Cependant, la collectivité unique, telle qu’elle se profile, semble être bien maigre.

Les ordonnances, censées faire le point sur ses modalités d’organisation mais aussi sur les éventuels transferts de compétences (et de moyens !), risquent d’être réduites au strict minimum.

De plus, alors que nous aurions pu nous réjouir de la disparition de l’échelon départemental pour les raisons évoquées ci-dessus et peut être d’autres encore (notamment sur les utilisations clientélistes des Conseils Départementaux), la tentation de les faire « ressusciter » à travers d’obscures ersatz comme la Chambre des territoires est grande (même si l’idée de la répartition territoriale des élus est une réelle question, mais qui peut se résoudre autrement que par la constitution d’un tel organe).

Il sera difficile de ne pas céder aux multiples pressions que certains, inquiets de voir le nombre d’élus baisser de manière significative avec cette réforme, mettront en place mais il le faudra sans inventer de nouvelles structures qui puissent les remplacer et ainsi mieux faire « passer la pilule ».

Attention donc à ne pas créer une collectivité unique qui réinvente le département sous une autre forme et qui ne soit qu’une version réduite de l’initial projet plus ambitieux.

Mais là où la collectivité unique marque véritablement le pas, c’est sur le plan politique.

Rappelons en effet que ce projet a été mis en place sous la mandature du président Paul Giacobbi, et sous la plume de conseillers exécutifs comme Pierre Chaubon, membre du Parti Radical de Gauche et républicain de conviction. La collectivité unique n’est pas le projet institutionnel de la famille nationaliste, il est le projet de réformateurs républicains qui cherchent à concilier l’esprit de la 5ème République Française avec l’aspiration au développement et à l’émancipation de la Corse. Le projet nationaliste est au contraire de chercher les moyens d’émanciper la Corse de cette même 5ème République, la différence est conséquente !

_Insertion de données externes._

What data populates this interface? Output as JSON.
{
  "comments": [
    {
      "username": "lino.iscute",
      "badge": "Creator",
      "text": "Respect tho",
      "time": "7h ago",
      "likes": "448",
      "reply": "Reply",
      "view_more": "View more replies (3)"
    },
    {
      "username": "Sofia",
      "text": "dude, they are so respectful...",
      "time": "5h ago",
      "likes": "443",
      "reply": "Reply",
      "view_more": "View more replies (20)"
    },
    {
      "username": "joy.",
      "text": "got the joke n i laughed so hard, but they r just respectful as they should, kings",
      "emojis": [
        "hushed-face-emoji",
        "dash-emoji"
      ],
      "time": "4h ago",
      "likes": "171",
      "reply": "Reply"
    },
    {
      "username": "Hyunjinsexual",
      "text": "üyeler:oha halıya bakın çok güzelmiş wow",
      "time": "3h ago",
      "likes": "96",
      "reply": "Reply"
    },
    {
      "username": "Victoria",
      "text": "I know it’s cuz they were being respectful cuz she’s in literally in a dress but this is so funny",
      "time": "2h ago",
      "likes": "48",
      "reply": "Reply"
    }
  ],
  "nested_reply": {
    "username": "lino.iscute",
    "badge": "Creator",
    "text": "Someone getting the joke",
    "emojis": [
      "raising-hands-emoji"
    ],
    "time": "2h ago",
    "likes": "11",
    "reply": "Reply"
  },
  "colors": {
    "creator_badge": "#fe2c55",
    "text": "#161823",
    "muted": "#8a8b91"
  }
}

Faire de ce projet, un cheval de bataille nationaliste laisserait à penser que le projet institutionnel d’une majorité républicaine et celui d’une majorité nationaliste seraient similaires, ce qui serait dommageable sur le plan des idées.

Car ce projet de collectivité unique procède avant tout d’une vision de gestionnaire, et non d’une révolution pacifique faite par un peuple qui aspire à la vie et à la reconnaissance.

La nouvelle donne créée par le scrutin de décembre 2015 doit décomplexer les Corses et les institutions, qui ne doivent plus avoir peur d’être ambitieux, exigeants, qui ne doivent pas tout attendre de la politique des petits pas.

Il y a eu une révolution par les urnes, il faut qu’elle se transforme en réalité politique.

De plus, tâchons d’avoir à l’esprit qu’une mise en place de cette collectivité unique, dans sa matrice la plus petite, engagerait l’île sur les prochaines années, voire décennies.

En effet, qui imagine qu’un gouvernement acceptera de grandes mutations quelques mois après la mise en œuvre d’une collectivité unique ?

Le projet que doit mettre en place la nouvelle majorité sur le plan institutionnel va engager la Corse à moyen terme assurément, à long terme certainement, sur les 20 ou 30 prochaines années.

Par conséquent, il faut l’envisager comme un processus durable, suffisamment fort et nourri pour répondre à la volonté du peuple Corse.

Pour reprendre l’expression d’un militant de longue date, à qui je dois beaucoup : « La Corse ne se bat pas depuis 40 ans pour avoir la Collectivité unique ! ».

Evidemment, elle aspire à beaucoup plus. Et personne ne peut lui donner tort…

Vincent Gambini

[1] EPCI : Établissement public de coopération intercommunale (communauté d’agglomération, communauté de communes, etc.)